Ces derniers temps cela ne m’aidait pas à aller mieux. J’arrêtais le disque, mais il y avait un bruit de fond inaudible qui me rendait dingue quand même. Alors j’ai augmenté le volume et j’ai écouté jusqu’au bout. Wouah, quelle chanson à deux balles ! « T’es à chier, t’y arriveras jamais, tu peux pas gérer les choses importantes, t’es plaintive, tu t’apitoies sur ton sort pauvre dinde, en plus t’es moche, grosse tarte, t’es un imposteur sur cette terre, ma pauvre t’es tellement bordélique dans ta tête que tu ne sauras jamais bien tout ranger, et qu’est-ce que nous saoûle, ras-le-bol, tires-toi une balle, on aura la paix et toi aussi ! »

Et c’est en écoutant ce disque jusqu’au bout que j’ai pu me rendre compte que la chanson était vraiment à chier, un sacré délire ! Tellement délirant, que vraiment c’est risible… »

Cet exercice a aidé Charlotte et donne aussi de très bons résultats dans le contexte d’une thérapie de groupe style gestalt ou analyse transactionnelle parce qu’ils sont utilisés dans le cadre de la vie relationnelle et émotionnelle des gens qui les font.

Ecoutons Muriel, maintenant :
« Avant d’entreprendre la thérapie, j’avais le cerveau en permanence en ébullition. » dit Muriel. « Avec quelques séances d’hypnose et une quinzaine de groupes de thérapie, je ne me sens plus dans cette déferlante de pensées, ce magma visqueux qui me coupait de la réalité et d’un contact vrai avec les gens… .

Quand je discutais avec d’autres personnes, j’avais l’esprit complètement obnubilé pas des pensées parasites mais irrépressibles : un regard de travers et tout de suite je me disais : « c’est sûr, il/elle ne m’aime pas, il/elle me trouve chiante, grosse, je suis sûr qu’on ne voit que le bouton sur mon nez… ». Le début d’un silence et c’était la panique : « vite, vite, il faut que je trouve quelque chose à dire ».

Une amie me confiait ses soucis et mon esprit élaborait cinq ou six solutions à lui proposer tout en construisant des projets pour les moments à venir: « tout à l’heure, il faut que j’aille à tel endroit, je dois encore faire tel papier… ». Et en même temps mon cerveau enregistrait aussi mécaniquement les paroles prononcées pour entretenir le simulacre d’un échange, d’une conversation.

Guérir de ses scénarios négatifs

La surcharge d’informations circulant dans mes neurones était tout aussi intense lorsque j’étais seule où là, je mélangeais allègrement passé lointain « si seulement j’avais pu… être plus mince, j’aurais dû… faire le métier qui me plaisait », le passé proche « j’aurais pas dû craquer hier soir, j’aurais dû sortir avec les copines… », le présent « je suis nulle, moche, personne ne m’aime, c’est un monde pourri… ». Puis je sautais aux questions existentielles « pourquoi je vis ?

A quoi je sers ? qu’est-ce que je fais sur Terre ? », les obligations « il faut que…, je dois… » et le futur proche garni de belles résolutions « à partir de demain, je me mets au régime, je vais courir trente minutes tous les jours et je tiens !! », « tous les soirs en rentrant de la FAC, je bosse pendant 4h, je ne regarde plus la télé… ». Le futur me paraissait quasiment inaccessible mais je le planifiais quand même : « un jour, je serai bien dans mes pompes! ».

Guérir de l’addiction, ça commence par guérir de ses scénarios négatifs et, avec Muriel qui témoigne avoir réussi à s’échapper de cette déferlante de pensées, ce magma visqueux qui la coupait de la réalité et d’un contact vrai avec les gens on peut voir que c’est possible.

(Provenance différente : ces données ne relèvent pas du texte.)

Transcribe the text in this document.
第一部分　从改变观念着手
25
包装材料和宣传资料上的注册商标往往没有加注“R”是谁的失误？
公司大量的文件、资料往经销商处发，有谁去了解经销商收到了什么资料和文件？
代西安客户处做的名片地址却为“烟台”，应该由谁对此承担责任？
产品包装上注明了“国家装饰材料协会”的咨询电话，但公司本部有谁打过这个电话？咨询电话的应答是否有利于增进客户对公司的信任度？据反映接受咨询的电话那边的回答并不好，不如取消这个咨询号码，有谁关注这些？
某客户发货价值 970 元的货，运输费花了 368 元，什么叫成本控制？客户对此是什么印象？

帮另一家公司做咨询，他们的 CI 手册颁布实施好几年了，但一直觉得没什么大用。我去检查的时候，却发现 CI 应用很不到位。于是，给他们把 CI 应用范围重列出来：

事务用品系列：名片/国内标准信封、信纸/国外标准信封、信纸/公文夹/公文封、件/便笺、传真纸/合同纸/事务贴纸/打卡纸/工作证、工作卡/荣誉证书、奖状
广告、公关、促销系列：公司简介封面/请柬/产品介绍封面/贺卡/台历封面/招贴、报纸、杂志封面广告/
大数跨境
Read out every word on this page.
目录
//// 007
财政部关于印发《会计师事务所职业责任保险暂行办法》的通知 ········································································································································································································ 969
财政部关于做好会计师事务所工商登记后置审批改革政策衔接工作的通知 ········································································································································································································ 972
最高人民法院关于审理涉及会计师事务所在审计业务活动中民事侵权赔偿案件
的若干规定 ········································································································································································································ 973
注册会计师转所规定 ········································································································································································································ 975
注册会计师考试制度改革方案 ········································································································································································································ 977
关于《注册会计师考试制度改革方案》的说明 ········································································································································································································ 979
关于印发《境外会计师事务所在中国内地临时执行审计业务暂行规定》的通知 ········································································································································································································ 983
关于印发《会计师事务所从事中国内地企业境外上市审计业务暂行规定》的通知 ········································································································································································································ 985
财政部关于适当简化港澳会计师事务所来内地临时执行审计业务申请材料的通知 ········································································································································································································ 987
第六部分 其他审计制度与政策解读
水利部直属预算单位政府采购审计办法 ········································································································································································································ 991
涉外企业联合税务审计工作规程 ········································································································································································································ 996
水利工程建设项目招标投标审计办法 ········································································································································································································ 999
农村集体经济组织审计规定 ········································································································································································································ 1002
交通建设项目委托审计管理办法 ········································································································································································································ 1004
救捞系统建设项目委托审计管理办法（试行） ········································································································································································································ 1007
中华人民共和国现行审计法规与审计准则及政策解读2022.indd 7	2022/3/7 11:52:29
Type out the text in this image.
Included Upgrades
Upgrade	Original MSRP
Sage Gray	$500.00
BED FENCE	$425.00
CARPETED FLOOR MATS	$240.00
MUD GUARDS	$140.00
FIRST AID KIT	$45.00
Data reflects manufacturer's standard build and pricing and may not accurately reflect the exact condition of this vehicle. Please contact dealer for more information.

Par contre, cela ne peut se faire avec une méthode volontariste ni avec la rationalisation. Pour changer le contenu de ce que les psychanalystes appellent le SURMOI, c’est-à-dire l’instance normative de notre personnalité (où sont stockées toutes nos croyances), les groupes nous le montent et la neuro-physiologie moderne nous le confirme, il faut que l’individu expérimente de nouvelles situations, qu’il le fasse en étant branché sur son canal émotionnel, et qu’il répète plusieurs fois l’expérience.